Developed by Bristol Myers Squibb, Opdivo Qvantig is expected to be available to patients in early January 2025. It will be priced at parity to the intravenous version of Opdivo, according to a company spokesperson. Opdivo injection 240 mg every two weeks has a list price of $7,635 per infusion; Opdivo injection 480 mg given every four week has a list price of $15,269.

“We take great care to price our medicines based on the value they deliver, the scientific innovation they represent, economic factors that impact a healthcare system’s capacity to provide appropriate, rapid and sustainable access to patients, and the investment necessary to develop these medicines,” the spokesperson said. “As the first and only subcutaneously administered PD-1 inhibitor, the cost of Opdivo Qvantig is reflective of the clinical value it brings.”

Bristol Myers Squibb is meeting with payers to help provide access to patients. The BMS Access Support program provides resources, including $0 copay assistance for eligible commercially insured patients. 

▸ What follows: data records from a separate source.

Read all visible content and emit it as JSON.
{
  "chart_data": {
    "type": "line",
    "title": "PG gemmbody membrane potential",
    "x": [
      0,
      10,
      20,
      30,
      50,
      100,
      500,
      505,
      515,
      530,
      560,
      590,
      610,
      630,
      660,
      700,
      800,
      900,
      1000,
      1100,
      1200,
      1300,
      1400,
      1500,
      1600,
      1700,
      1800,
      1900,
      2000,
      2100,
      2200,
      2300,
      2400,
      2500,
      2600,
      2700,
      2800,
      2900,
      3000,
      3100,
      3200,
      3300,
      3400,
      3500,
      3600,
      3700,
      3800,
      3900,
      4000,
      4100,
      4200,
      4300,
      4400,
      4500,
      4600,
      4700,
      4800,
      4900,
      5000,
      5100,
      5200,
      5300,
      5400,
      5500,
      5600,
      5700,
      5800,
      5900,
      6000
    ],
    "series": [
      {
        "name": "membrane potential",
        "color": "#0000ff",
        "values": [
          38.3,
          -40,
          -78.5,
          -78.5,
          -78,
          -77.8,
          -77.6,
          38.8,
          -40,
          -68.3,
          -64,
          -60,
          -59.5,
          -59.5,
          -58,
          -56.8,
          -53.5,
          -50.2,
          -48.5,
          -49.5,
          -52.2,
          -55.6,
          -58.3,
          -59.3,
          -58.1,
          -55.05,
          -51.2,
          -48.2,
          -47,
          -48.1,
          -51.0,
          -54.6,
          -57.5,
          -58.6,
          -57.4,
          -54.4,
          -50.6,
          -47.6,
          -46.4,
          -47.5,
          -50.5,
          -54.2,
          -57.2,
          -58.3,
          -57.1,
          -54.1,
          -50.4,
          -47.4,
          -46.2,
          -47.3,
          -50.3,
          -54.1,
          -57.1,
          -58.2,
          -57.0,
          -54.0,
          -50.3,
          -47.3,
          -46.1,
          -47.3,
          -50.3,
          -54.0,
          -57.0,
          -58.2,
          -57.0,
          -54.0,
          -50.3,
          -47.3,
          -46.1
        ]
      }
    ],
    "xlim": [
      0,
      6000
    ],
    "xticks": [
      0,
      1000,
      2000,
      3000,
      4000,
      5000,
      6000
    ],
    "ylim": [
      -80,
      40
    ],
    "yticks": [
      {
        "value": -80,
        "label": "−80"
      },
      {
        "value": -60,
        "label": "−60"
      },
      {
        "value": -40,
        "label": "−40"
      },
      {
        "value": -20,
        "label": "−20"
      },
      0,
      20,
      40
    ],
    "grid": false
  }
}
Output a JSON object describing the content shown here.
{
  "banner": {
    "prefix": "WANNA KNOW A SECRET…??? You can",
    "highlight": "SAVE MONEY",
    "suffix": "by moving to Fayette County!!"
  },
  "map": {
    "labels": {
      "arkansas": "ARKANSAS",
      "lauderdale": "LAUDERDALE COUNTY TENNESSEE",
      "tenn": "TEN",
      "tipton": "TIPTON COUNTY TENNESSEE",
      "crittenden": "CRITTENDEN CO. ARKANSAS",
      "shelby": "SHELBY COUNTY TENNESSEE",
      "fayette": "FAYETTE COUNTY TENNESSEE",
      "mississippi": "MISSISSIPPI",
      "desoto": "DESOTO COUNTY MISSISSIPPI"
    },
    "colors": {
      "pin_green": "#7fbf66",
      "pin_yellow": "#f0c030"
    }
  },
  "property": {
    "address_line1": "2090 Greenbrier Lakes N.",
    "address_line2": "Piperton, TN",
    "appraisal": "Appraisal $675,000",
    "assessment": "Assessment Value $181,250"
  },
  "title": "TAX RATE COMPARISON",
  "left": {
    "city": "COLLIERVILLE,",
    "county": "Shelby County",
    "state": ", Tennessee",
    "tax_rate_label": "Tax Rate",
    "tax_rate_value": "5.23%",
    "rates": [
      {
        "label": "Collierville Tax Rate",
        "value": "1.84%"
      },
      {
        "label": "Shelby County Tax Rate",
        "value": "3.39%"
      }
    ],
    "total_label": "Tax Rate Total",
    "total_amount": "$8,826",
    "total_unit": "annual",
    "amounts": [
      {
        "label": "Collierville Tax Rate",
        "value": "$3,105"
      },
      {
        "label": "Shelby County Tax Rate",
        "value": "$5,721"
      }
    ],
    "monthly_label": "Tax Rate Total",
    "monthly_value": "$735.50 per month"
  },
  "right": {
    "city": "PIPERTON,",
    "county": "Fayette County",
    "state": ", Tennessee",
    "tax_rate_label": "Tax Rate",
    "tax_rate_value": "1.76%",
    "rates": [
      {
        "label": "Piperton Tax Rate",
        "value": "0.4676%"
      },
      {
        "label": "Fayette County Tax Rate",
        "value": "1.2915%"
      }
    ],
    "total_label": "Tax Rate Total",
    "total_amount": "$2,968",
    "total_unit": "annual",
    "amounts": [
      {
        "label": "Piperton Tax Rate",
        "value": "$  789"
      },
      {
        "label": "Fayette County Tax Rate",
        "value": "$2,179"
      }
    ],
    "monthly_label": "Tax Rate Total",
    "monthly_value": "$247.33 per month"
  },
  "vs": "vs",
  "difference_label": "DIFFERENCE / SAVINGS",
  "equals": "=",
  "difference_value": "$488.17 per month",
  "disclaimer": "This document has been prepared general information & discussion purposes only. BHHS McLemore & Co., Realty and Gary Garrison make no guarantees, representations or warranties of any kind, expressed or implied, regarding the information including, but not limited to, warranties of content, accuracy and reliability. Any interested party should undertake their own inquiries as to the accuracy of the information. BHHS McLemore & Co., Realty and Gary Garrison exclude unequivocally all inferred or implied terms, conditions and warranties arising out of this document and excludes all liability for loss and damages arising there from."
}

The approval of Opdivo Qvantig is based on the results from the phase 3 CheckMate-67T trial, which demonstrated non-inferior co-primary pharmacokinetic (PK) exposures, similar efficacy in overall response rate (ORR), and showed a comparable safety profile compared with intravenous Opdivo. In the CM–67T trial, average administration time with Opdivo Qvantig was approximately five minutes, and most patients received all doses of the study medication without an injection interruption or dose delay. The IV form of Opdivo is infused over a 30-minute period.

Serious adverse reactions occurred in 28% of patients receiving Opdivo Qvantig. The most frequent serious adverse reactions reported in were pleural effusion (fluid build up), pneumonitis, hyperglycemia, hyperkalemia, hemorrhage and diarrhea.

Opdivo Qvantig also has the same warnings as Opdivo on the risk of severe and fatal immune-mediated adverse reactions including pneumonitis, colitis, hepatitis and hepatotoxicity, endocrinopathies, nephritis with renal dysfunction, dermatologic adverse reactions, other immune-mediated adverse reactions; complications of allogeneic hematopoietic stem cell transplantation (HSCT); embryo-fetal toxicity; and increased mortality in patients with multiple myeloma.